The Treasury Department’s Office of Foreign Assets Control announced recently that a multinational company has agreed to pay $4.38 million to settle its potential civil liability for 225 apparent violations of multiple OFAC sanctions programs.

OFAC states that this case highlights that commercial activity that might not otherwise violate its regulations (e.g., the sale of non-U.S. goods by a non-U.S. person to an entity in a sanctioned country) can cause a violation when related financial transactions are processed through or involve U.S. financial institutions. It also emphasizes the importance of maintaining an effective, risk-based sanctions compliance program and training key staff to identify and escalate potential violations to the appropriate compliance personnel.

According to OFAC, the apparent violations occurred when the company’s wholly-owned subsidiary directed customers in Iran, Syria, and Sudan to make payments to its bank account at the United Arab Emirates branch of a U.S. financial institution and made payments from that same account to entities in Iran and Syria. OFAC notes that the subsidiary continued this activity over several years despite having received communications from its parent company and various financial institutions regarding its banking activity giving rise to sanctions concerns.

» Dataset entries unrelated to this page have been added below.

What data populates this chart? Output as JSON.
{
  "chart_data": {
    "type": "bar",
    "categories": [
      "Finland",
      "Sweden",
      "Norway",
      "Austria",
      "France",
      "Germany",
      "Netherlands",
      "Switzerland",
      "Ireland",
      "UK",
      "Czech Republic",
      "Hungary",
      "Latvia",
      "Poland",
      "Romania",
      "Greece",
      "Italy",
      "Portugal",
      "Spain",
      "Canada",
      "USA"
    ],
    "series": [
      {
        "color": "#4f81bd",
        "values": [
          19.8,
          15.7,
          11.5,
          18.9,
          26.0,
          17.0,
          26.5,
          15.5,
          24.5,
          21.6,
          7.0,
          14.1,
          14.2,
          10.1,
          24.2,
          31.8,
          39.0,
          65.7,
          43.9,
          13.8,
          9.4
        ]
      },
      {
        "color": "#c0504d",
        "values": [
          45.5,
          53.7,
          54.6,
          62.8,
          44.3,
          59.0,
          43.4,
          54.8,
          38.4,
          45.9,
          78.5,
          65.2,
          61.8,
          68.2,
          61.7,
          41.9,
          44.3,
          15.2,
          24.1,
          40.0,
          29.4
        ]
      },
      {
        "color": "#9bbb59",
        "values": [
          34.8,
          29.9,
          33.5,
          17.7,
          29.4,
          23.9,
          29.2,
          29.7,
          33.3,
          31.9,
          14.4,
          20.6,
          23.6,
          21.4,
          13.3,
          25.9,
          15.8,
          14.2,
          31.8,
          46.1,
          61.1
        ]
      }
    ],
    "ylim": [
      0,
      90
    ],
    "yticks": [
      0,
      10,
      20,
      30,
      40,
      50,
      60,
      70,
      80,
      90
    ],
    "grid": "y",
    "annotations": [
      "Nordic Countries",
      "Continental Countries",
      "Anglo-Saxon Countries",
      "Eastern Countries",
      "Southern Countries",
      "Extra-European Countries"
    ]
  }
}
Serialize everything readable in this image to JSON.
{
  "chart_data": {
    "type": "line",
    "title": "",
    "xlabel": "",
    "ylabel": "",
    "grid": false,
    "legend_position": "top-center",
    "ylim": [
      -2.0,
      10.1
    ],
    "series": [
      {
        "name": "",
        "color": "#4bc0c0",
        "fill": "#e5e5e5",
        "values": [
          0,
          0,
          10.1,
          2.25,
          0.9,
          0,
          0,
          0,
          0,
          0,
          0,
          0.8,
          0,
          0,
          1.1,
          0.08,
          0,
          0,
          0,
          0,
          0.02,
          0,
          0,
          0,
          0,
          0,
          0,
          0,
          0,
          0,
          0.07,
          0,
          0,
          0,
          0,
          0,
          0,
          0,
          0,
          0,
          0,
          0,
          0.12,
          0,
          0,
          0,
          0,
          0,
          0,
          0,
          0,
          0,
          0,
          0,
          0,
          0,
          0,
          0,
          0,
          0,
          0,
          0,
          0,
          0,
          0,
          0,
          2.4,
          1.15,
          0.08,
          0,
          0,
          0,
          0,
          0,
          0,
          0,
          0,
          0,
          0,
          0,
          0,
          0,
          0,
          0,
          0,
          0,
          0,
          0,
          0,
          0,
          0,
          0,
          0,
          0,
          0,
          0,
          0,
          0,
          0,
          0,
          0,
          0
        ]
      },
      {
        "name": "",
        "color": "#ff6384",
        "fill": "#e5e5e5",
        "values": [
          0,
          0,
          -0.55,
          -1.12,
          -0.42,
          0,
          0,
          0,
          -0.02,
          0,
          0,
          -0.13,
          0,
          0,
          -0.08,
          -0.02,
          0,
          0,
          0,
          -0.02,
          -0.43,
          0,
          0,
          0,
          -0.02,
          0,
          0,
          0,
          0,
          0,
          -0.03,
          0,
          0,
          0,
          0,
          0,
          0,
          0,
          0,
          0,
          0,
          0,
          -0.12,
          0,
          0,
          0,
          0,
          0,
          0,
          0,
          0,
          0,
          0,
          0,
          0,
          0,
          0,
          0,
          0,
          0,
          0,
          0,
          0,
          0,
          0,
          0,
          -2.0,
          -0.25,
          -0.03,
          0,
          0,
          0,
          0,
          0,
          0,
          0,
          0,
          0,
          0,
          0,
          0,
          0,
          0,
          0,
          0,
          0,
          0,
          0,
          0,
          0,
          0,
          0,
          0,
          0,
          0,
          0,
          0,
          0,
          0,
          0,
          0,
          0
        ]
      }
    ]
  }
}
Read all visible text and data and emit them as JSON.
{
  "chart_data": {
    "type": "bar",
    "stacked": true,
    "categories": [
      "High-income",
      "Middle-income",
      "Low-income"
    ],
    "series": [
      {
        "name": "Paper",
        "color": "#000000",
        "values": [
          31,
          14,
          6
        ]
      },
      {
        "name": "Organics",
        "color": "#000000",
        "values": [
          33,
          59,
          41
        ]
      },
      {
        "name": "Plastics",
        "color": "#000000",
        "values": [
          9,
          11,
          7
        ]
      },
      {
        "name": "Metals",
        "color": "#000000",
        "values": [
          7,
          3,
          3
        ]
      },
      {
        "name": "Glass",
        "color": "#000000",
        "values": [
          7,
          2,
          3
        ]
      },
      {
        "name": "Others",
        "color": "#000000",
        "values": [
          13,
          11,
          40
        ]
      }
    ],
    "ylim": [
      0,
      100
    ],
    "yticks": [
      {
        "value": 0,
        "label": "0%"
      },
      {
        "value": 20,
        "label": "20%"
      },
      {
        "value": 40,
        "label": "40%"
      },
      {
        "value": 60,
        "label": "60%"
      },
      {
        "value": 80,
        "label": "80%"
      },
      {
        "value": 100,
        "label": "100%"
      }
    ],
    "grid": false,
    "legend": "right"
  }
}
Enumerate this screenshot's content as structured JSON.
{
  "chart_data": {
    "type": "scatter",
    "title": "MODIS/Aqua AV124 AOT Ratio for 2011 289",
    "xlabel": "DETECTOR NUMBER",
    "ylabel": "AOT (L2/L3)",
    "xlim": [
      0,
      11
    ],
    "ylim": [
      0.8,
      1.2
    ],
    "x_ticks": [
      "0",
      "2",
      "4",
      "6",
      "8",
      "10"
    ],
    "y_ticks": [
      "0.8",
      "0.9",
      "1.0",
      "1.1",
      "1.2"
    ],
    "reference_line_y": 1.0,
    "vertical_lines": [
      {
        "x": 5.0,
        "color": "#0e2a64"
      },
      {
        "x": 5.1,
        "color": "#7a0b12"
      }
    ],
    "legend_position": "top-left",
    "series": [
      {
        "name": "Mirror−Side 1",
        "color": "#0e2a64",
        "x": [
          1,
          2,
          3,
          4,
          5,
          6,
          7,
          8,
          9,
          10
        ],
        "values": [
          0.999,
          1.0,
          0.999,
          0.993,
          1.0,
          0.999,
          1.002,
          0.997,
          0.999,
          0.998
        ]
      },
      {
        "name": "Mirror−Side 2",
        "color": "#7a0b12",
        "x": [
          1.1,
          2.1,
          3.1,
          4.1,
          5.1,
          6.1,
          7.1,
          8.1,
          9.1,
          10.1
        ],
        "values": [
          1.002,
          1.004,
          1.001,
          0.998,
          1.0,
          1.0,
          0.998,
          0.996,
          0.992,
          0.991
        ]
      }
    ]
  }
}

OFAC attributes the apparent violations primarily to deficiencies in the parent company’s global sanctions compliance program. Specifically, the company did not have in place procedures to regularly monitor the subsidiary’s activities to identify potential sanctions issues. In addition, subsidiary personnel did not have substantive training on U.S. sanctions and did not consult with the parent company’s compliance program manager on the transactions at issue.

The statutory maximum civil monetary penalty applicable in this matter is $71.4 million and the base penalty amount is $21.9 million. Aggravating factors included the subsidiary’s sustained failure to exercise a due degree of caution or care in complying with U.S. sanctions requirements and the parent’s company’s status as a commercially sophisticated entity serving customers in more than 100 countries. Mitigating factors included the parent company’s penalty history, quick action to determine the root causes of the conduct at issue, and adoption of new and more effective internal controls and procedures, including updating its export control standards and improving its employees’ understanding of U.S. export controls and sanctions.